The non-isosceles triangle $ABC$ is inscribed in the circle $\omega$. The tangent line to this circle at the point $C$ intersects the line $AB$ at the point $D$. Let the bisector of the angle $CDB$ intersect the segments $AC$ and $BC$ at the points $K$ and $L$, respectively. The point $M$ is on the side $AB$ such that $\frac{AK}{BL} = \frac{AM}{BM}$. Let the perpendiculars from the point $M$ to the straight lines $KL$ and $DC$ intersect the lines $AC$ and $DC$ at the points $P$ and $Q$ respectively. Prove that $2\angle CQP=\angle ACB$
Problem
Source: Kazakhstan National Olympiad 2017, Final Round, 11-Grade, P1
Tags: geometry
28.05.2018 15:51
This problem was proposed by Kungozhin.
08.06.2018 18:50
Either I miss some nice synthetic way or this definitely shouldn't be P1. WLOG that $AC>BC$, i.e. $D,B,A$ collinear in this order. Let $A,B,C$ denote $\angle{BAC},\angle{CAB},\angle{ACB}$, respectively. Angle chasing gives us $\angle{BDC}=\frac{B-A}{2}$ and so $LK\perp \ell$ where $\ell$ is the bisector of $\angle{ACB}$. This means $CL=CK$. Menelaus's gives us $1=\frac{AD}{DB}\times \frac{BL}{KA}=\frac{AD\times BM}{DB\times MA}$. Hence, $(D,M;B,A)=-1$. Let $CM$ intersects $\omega$ again at $E$. We get that $DE$ tangent to $\omega$ at $E$. Other consequence of $LK\perp \ell$ is that $\ell \parallel MP$, and so $\angle{MPC}=\frac{C}{2}$.
08.06.2018 20:45
WLOG $AC>AB$. Let $R=BC \cap MP$. Let $F$ be the second intersection of $\odot MQD$ and $\odot ABC$. As above we see $(D,M;B,A)=-1$ and $MP$ is parallel to the $C$ angle bisector.
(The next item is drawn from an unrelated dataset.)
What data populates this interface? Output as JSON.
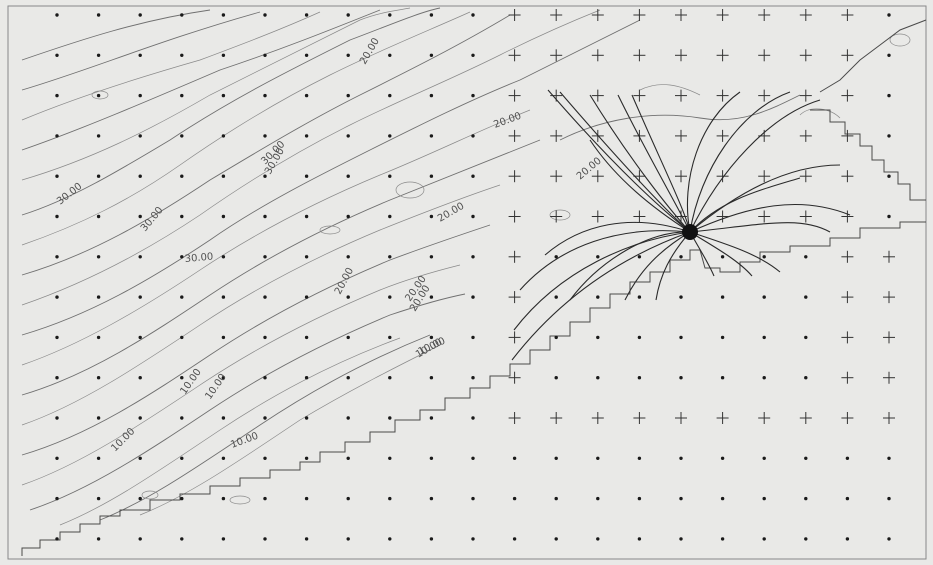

Due to harmonic bundles and right angles $\angle AFM=\angle MFB=\frac{\angle C}{2}$ and from this $AMFP$ and $RFBM$ are cyclic. Now angle chasing gives: $$\measuredangle QFR= \measuredangle QFM+\measuredangle MFR=\measuredangle CDB+\measuredangle DBC=\measuredangle QCR$$So $CRFQ$ is cyclic $$\measuredangle CPF=\measuredangle APF=\measuredangle DMF=\measuredangle CQF$$So $CPQF$ is cyclic. Combining these two results gives $CPQFR$ is cyclic and now using $MP$ parallel to the $C$ angle bisector we get: $$\frac{\angle C}{2}=\measuredangle CPR=\measuredangle CQR$$As desired.